Au-delà des gênes occasionnées par les grèves, ces mouvements aux aspects corporatistes ne sont-il pas générateurs d'effets pervers en détournant les syndicats de leurs fonctions premières, la défense concrète des salariés ? (hausse des salaires, dialogue social etc...)

Cette forme de syndicalisme est morte et se limite de plus en plus à une minorité qui n’a pas vu que le monde a changé et qui s’est enfermée dans ses certitudes. La représentation des salariés est à réinventer de fond en comble. Elle devra de plus en plus échapper au poids des appareils, dont le mode de fonctionnement et les pratiques appartiennent au passé. Mais il y a d’autres organisations que la CGT ou FO et nombre de syndicalistes s’efforcent de promouvoir l’intérêt de leurs mandants par le dialogue et la recherche de solutions de compromis. D’autre part, la CGT n’est pas homogène ; on y trouve nombre de militants et même de dirigeants qui regrettent l’image qu’elle se donne en cédant à sa tendance conservatrice, de même que son incapacité à évoluer vers d’autres formes d’action.
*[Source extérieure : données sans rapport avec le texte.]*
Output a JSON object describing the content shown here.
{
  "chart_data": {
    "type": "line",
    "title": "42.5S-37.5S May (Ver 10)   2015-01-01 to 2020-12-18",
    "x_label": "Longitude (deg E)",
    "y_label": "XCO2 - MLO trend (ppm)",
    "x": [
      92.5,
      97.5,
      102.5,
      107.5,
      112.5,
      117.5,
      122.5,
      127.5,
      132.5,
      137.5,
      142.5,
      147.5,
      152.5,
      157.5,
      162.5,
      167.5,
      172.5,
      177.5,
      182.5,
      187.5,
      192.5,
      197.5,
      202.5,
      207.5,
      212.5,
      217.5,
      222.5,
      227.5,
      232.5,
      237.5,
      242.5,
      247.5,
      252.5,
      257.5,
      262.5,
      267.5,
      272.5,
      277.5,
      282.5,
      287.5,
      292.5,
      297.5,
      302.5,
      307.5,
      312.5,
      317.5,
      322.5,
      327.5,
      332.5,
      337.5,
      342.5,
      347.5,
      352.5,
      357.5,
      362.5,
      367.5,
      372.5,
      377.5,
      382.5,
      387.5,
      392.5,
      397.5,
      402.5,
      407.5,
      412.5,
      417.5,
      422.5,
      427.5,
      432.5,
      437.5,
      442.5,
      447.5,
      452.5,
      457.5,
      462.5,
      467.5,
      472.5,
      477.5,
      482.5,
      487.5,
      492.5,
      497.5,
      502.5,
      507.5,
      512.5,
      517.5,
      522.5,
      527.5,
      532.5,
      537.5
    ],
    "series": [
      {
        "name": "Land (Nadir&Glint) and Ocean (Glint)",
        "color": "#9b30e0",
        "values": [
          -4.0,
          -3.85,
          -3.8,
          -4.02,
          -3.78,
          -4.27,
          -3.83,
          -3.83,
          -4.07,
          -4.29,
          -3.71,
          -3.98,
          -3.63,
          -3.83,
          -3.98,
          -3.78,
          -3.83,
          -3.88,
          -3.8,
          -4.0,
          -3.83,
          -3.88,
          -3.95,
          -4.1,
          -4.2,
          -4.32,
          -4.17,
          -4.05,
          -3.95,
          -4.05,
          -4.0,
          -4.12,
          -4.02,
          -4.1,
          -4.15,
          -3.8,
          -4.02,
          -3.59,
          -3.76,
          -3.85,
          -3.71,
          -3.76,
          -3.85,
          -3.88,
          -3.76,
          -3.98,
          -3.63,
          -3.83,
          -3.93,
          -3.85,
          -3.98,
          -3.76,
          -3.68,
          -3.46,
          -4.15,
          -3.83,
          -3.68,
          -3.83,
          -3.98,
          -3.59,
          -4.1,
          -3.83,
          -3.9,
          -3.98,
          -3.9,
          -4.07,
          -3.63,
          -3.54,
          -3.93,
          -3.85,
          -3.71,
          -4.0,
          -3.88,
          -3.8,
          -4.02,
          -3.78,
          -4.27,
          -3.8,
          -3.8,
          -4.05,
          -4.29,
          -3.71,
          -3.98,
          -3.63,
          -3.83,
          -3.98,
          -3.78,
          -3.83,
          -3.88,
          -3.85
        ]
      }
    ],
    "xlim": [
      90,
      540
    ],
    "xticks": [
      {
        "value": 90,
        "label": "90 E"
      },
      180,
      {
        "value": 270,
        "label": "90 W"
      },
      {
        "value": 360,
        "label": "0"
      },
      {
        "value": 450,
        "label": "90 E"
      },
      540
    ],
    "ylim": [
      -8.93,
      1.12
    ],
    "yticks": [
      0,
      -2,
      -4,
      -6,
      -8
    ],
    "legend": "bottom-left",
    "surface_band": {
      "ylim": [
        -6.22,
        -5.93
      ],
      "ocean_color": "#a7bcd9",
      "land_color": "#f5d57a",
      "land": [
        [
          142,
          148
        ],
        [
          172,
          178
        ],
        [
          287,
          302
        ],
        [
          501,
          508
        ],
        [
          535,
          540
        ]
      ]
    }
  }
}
C’est sur les lieux de travail que s’inventera le syndicalisme de demain. Il passe par des expérimentations, des tâtonnements, souvent discrets mais qui n’en sont pas moins réels, même s’ils sont moins spectaculaires que la vision de pneus qui brûlent à l’entrée d’une entreprise en grève ou qu’une banderole à la tête d’un cortège. C’est là qu’il se passe des choses intéressantes, porteuses d’un avenir qui demande à être inventé.

En quoi ces syndicats pourraient justement réinventer  leurs rôles dans les entreprises alors que les méthodes "classiques" semblent en plein essoufflement ?

La réinvention du rôle des syndicats dans l’entreprise est, j’en suis persuadé, une question de management. L’entreprise, en tant que communauté de travail, repose sur un certain équilibre entre les points de vue des uns et des autres. Les salariés ont besoin de disposer d’une possibilité de recours quand ils sont en conflit, à tort ou à raison, avec leur manager. Ils ont besoin d’être tenus collectivement informés de la marche des affaires et, s’il le faut, d’être consultés. Il est bon que leurs représentants puissent participer à la formulation de certaines règles qui, ensuite, s’imposeront à tous, et c’est le rôle de la négociation. Le syndicaliste exerce en outre la fonction de "fou du roi" : il formule ouvertement ce que beaucoup de gens pensent mais n’osent pas exprimer. Tout ceci est important, mais demande à être pensé autrement que par référence aux vieux schémas dont s’inspirent certains appareils syndicaux.

Ce que je vois, dans mon travail d’expert social dans les entreprises, c’est que ce qui s’y passe n’a plus grand chose à voir avec le discours syndical officiel, ni même avec le discours patronal. C’est probablement là que se construit l’avenir, pas dans les appels à une mobilisation contre une austérité aujourd’hui devenue inéluctable. Certains dirigeants syndicaux le savent bien. Mais, semble-t-il, ce n’est pas le cas de ceux qui viennent, malgré la claque qu’ils ont pris à la SNCF, d’appeler à une "mobilisation" plus large dont il faut s’attendre à ce qu’elle ne soit pas très suivie. C’est évidemment très regrettable.